I frowned at the circle and cross, which were together and not. “They’re close… but also separated.”
He nodded. “Like the veil that lies between us and the Underworld.”
“Can people hear across this veil?” My stomach turned at the idea of someone from Dawn sitting in an office like this one and being able to hear all the details of what unCavendish had done to me.
“No. The only way for anything to cross is at one of the fixed points between the two. We call those lodestones.” He pushed the pencil through the paper. “You experienced one yesterday when we arrived. There’s a tipping sensation as you enter, but you get used to it. There are several throughout the palace. Guarded, of course. The royal suite, the library, the ballroom—there are two of each, one on either side. But the throne room, the grand hall, the royal balcony, for example—these are lodestones. There is only one throne room, accessible by Dusk and Dawn.” He removed the pencil and showed me the hole.
I rubbed my head at the impossibility of it. But was it really more impossible than a city that shifted from one state to another as the sun rose and sank?
Looking at that sheet of paper, I could picture an ant walking along one side, reaching the hole, and passing through that to the other side.
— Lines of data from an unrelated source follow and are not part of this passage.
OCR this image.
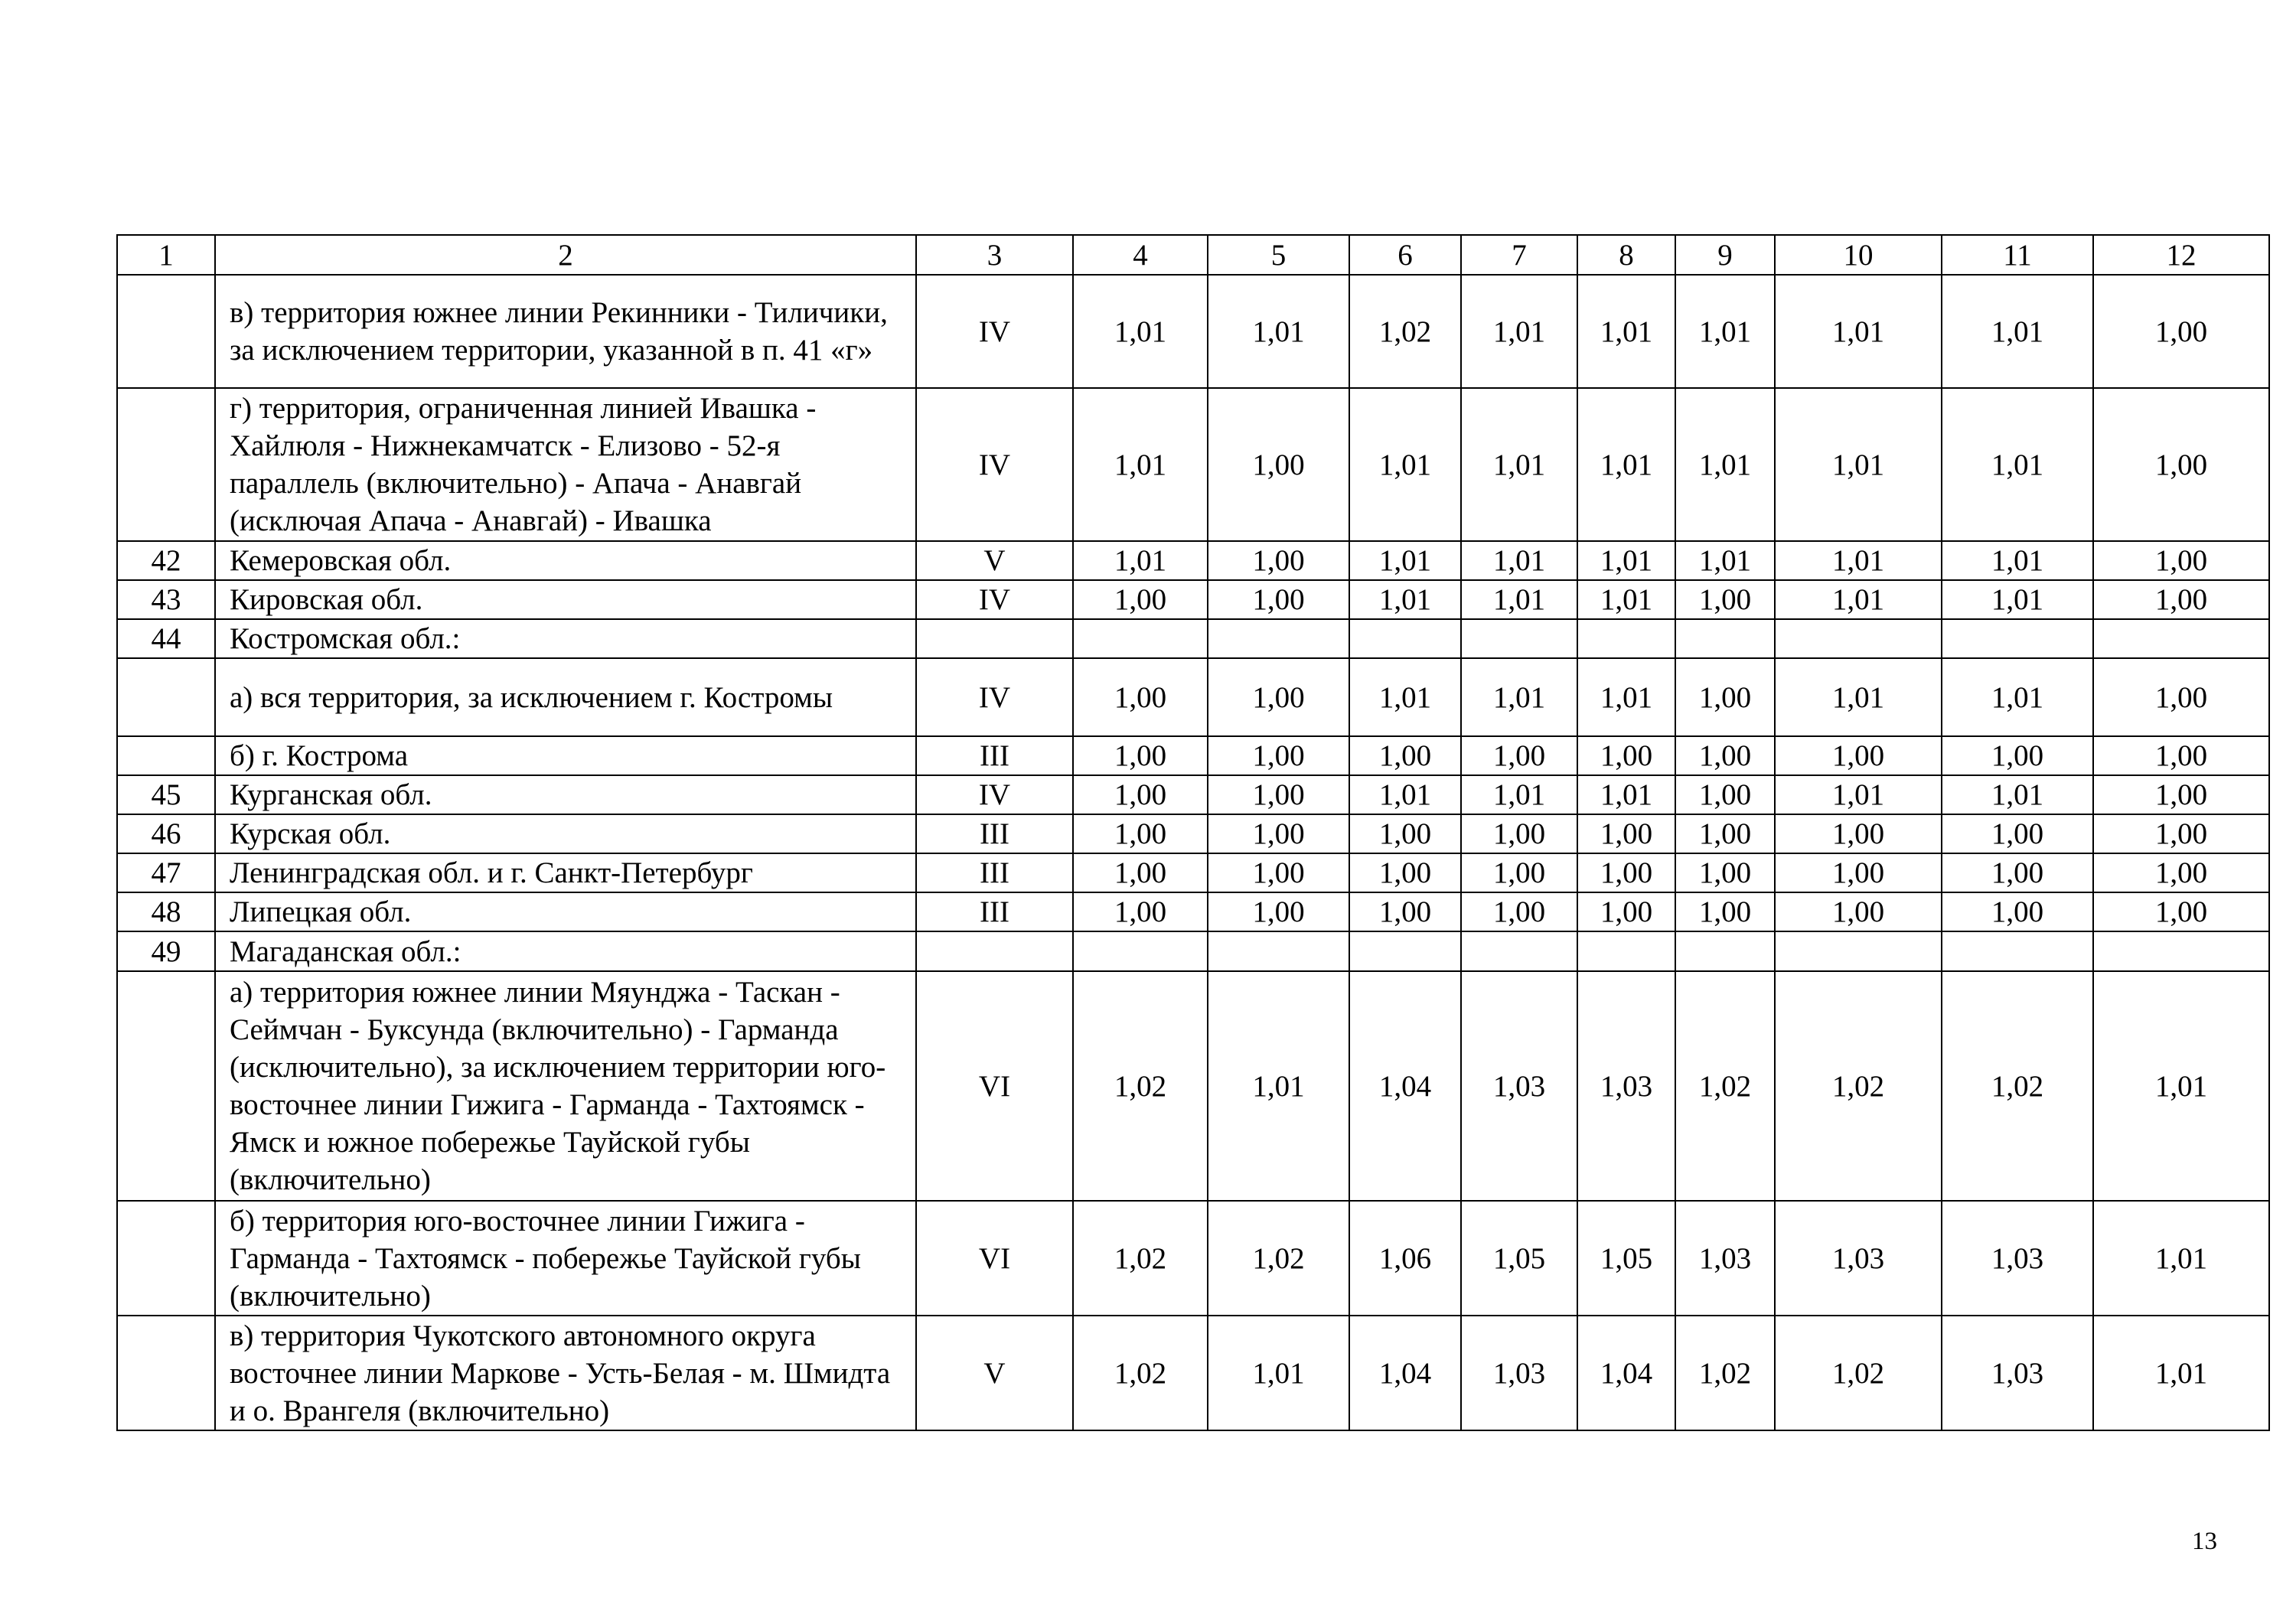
1	2	3	4	5	6	7	8	9	10	11	12
	в) территория южнее линии Рекинники - Тиличики, за исключением территории, указанной в п. 41 «г»	IV	1,01	1,01	1,02	1,01	1,01	1,01	1,01	1,01	1,00
	г) территория, ограниченная линией Ивашка - Хайлюля - Нижнекамчатск - Елизово - 52-я параллель (включительно) - Апача - Анавгай (исключая Апача - Анавгай) - Ивашка	IV	1,01	1,00	1,01	1,01	1,01	1,01	1,01	1,01	1,00
42	Кемеровская обл.	V	1,01	1,00	1,01	1,01	1,01	1,01	1,01	1,01	1,00
43	Кировская обл.	IV	1,00	1,00	1,01	1,01	1,01	1,00	1,01	1,01	1,00
44	Костромская обл.:										
	а) вся территория, за исключением г. Костромы	IV	1,00	1,00	1,01	1,01	1,01	1,00	1,01	1,01	1,00
	б) г. Кострома	III	1,00	1,00	1,00	1,00	1,00	1,00	1,00	1,00	1,00
45	Курганская обл.	IV	1,00	1,00	1,01	1,01	1,01	1,00	1,01	1,01	1,00
46	Курская обл.	III	1,00	1,00	1,00	1,00	1,00	1,00	1,00	1,00	1,00
47	Ленинградская обл. и г. Санкт-Петербург	III	1,00	1,00	1,00	1,00	1,00	1,00	1,00	1,00	1,00
48	Липецкая обл.	III	1,00	1,00	1,00	1,00	1,00	1,00	1,00	1,00	1,00
49	Магаданская обл.:										
	а) территория южнее линии Мяунджа - Таскан - Сеймчан - Буксунда (включительно) - Гарманда (исключительно), за исключением территории юго-восточнее линии Гижига - Гарманда - Тахтоямск - Ямск и южное побережье Тауйской губы (включительно)	VI	1,02	1,01	1,04	1,03	1,03	1,02	1,02	1,02	1,01
	б) территория юго-восточнее линии Гижига - Гарманда - Тахтоямск - побережье Тауйской губы (включительно)	VI	1,02	1,02	1,06	1,05	1,05	1,03	1,03	1,03	1,01
	в) территория Чукотского автономного округа восточнее линии Маркове - Усть-Белая - м. Шмидта и о. Врангеля (включительно)	V	1,02	1,01	1,04	1,03	1,04	1,02	1,02	1,03	1,01
13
And weren’t we just ants to the gods?
“If the lodestones are guarded, there’s no danger of me accidentally crossing over, is there?”
His mouth flattened, the scar standing out pale in the light. “You might not mean to pass across, but someone from Dawn might try to lure or trick you through the wrong door back into their side.”
“But… why?”
The muscle in his jaw flickered again. “Because I’d be powerless to follow.”
I fought the urge to rub my hands over my arms as goosebumps chased across my skin. The word “powerless” on Bastian’s tongue seemed as impossible as a tree growing underwater.
“You see why you need to understand my city and its rules?” The low line of his eyebrows didn’t invite me to answer.
“It’s imperative.” He swept to his feet and circled the desk, going to one of the high windows that looked out over the city. “Never ask someone their name—it’s considered taboo. Offer yours, then they should offer theirs in return.”